Er hasste den Manegenmeister, so wie er alle anderen Zirkusleute ebenso hasste. Für Fu verkörperte dieser kleine, dicke Mann einen Emporkömmling, dessen einzige Aufgabe darin bestand, „den großen Fu“ als Attraktion des Zirkus Bonelli allabendlich anzusagen. Adolfo blickte strafend in Fus Richtung und sprach mit etwas verunsicherter Stimme.

»Ja, ... natürlich. Also, ... ihr kennt doch alle die alte Wahrsagerin Mürre, die sich auch als Elefantendompteuse einen Namen gemacht hat ...«

Riccardo wurden die Knie weich, und das bleiche Gesicht von Stella verstärkte seine plötzliche Übelkeit.

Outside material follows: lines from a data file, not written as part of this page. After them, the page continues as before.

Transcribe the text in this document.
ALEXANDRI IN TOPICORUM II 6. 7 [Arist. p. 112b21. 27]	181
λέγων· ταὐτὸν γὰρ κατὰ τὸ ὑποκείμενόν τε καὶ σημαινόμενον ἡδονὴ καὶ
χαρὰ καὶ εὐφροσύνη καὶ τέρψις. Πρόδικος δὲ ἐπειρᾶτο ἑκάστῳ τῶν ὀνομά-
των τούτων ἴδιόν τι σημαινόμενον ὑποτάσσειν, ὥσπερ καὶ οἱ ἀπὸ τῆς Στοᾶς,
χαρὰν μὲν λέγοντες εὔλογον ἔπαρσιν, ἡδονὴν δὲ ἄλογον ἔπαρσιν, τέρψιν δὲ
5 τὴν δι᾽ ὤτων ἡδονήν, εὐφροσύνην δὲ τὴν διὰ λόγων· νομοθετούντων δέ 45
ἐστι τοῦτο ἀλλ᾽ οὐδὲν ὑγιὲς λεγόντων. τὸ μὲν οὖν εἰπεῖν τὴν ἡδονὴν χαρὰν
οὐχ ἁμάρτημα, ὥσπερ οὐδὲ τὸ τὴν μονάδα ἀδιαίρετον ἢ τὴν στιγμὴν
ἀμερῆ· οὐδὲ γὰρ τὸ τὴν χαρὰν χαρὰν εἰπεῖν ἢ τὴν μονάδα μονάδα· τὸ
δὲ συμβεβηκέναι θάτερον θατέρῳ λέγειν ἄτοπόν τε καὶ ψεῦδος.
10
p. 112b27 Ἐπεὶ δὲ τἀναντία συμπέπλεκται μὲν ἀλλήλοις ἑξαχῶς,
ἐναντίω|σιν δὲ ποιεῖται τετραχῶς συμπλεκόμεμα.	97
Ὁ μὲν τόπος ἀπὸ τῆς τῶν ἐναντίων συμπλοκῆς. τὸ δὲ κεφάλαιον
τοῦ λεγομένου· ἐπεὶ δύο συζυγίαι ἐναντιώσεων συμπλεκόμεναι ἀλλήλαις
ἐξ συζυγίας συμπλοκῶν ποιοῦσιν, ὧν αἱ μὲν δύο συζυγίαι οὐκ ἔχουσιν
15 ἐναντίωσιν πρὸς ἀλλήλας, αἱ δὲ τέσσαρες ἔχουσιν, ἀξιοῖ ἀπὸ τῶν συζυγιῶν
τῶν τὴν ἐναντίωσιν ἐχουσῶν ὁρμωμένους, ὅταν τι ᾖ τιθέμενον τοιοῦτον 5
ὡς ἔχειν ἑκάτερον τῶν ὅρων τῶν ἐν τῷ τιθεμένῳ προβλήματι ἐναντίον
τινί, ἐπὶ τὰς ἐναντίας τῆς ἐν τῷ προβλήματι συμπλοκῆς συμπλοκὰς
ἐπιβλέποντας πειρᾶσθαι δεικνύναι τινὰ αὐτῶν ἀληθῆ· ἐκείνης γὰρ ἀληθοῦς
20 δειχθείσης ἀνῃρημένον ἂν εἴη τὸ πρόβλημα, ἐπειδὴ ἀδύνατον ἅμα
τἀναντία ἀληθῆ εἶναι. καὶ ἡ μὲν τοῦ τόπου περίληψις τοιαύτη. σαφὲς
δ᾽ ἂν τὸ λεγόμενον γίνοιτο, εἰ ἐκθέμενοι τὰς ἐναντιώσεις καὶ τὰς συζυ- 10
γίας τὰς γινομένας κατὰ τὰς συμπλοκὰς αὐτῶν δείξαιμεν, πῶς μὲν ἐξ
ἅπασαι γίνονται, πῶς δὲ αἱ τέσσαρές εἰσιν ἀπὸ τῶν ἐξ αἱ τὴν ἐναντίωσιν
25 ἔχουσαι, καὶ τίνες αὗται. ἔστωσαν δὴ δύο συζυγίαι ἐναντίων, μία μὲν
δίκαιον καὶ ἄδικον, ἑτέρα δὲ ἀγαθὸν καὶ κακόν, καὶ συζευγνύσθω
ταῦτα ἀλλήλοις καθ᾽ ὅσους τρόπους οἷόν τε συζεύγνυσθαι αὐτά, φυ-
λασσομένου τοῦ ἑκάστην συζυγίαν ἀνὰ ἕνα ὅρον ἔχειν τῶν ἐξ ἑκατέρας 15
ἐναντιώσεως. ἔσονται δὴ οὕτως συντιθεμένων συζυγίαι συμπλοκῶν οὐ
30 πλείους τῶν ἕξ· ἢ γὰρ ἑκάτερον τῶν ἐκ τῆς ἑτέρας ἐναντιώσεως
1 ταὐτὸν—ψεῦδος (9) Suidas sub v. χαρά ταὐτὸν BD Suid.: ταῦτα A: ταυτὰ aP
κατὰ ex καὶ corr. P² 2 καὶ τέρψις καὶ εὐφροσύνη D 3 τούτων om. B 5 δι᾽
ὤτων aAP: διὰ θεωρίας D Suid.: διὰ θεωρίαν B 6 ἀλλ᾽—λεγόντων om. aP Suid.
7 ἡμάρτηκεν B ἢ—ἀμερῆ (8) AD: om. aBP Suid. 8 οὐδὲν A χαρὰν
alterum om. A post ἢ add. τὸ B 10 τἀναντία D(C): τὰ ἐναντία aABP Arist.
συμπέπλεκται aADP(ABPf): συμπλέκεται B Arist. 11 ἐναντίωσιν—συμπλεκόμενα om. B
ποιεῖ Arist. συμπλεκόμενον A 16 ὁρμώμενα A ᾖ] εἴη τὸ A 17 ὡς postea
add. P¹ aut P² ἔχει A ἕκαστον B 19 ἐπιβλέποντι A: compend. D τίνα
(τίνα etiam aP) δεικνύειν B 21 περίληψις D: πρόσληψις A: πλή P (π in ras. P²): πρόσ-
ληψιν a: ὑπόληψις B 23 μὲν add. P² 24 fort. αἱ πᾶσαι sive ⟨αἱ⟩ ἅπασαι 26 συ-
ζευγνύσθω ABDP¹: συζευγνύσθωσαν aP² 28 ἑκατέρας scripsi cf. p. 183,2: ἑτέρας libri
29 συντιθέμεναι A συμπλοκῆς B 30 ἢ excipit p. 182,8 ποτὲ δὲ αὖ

Der Manegenmeister fuhr fort.

»Mürre wollte gestern am Abend mit unserem Direktor Bonelli vom Hafen in Olbia auf einer gemieteten Privatjacht Richtung Festland nach Civitavecchia reisen. Dort gibt es dieses Jahr die europäische Tierbörse für Zirkus, Zoo und Tierparks. Direktor Bonellis geheimes Vorhaben war es, all unsere Wildtiere gegen Pferde, Kamele und Kleintiere einzutauschen. Ich selbst war dagegen und wollte das natürlich nicht. Ihr könnt verstehen, mein Sohn ist Raubkatzendompteur und wäre von heute auf morgen arbeitslos. Da unsere Tiere nicht den Dompteuren gehören, sondern das Eigentum des Zirkus sind, ist es alleinig des Direktors Entscheidung, was mit ihnen passiert. Leider ist die Haltung von Wildtieren in einem Zirkus bald in ganz Europa verboten. Unser Direktor hatte die Absicht, Vorverträge zu schließen, um spätestens in drei Monaten unsere Tiere an verschiedene Zoos zu überstellen.«

Die Menge tuschelte miteinander und raunte nicht nur enttäuscht, sondern auch wütend. Wildtiere waren lange Zeit die Publikumsmagneten. Das bedeutete für den Zirkus immer gut besuchte Vorstellungen. Jetzt so radikal das gesamte Zirkuskonzept zu verändern, brachte einige in Schwierigkeiten, da sie sich in Zukunft um neue Jobs umsehen müssten.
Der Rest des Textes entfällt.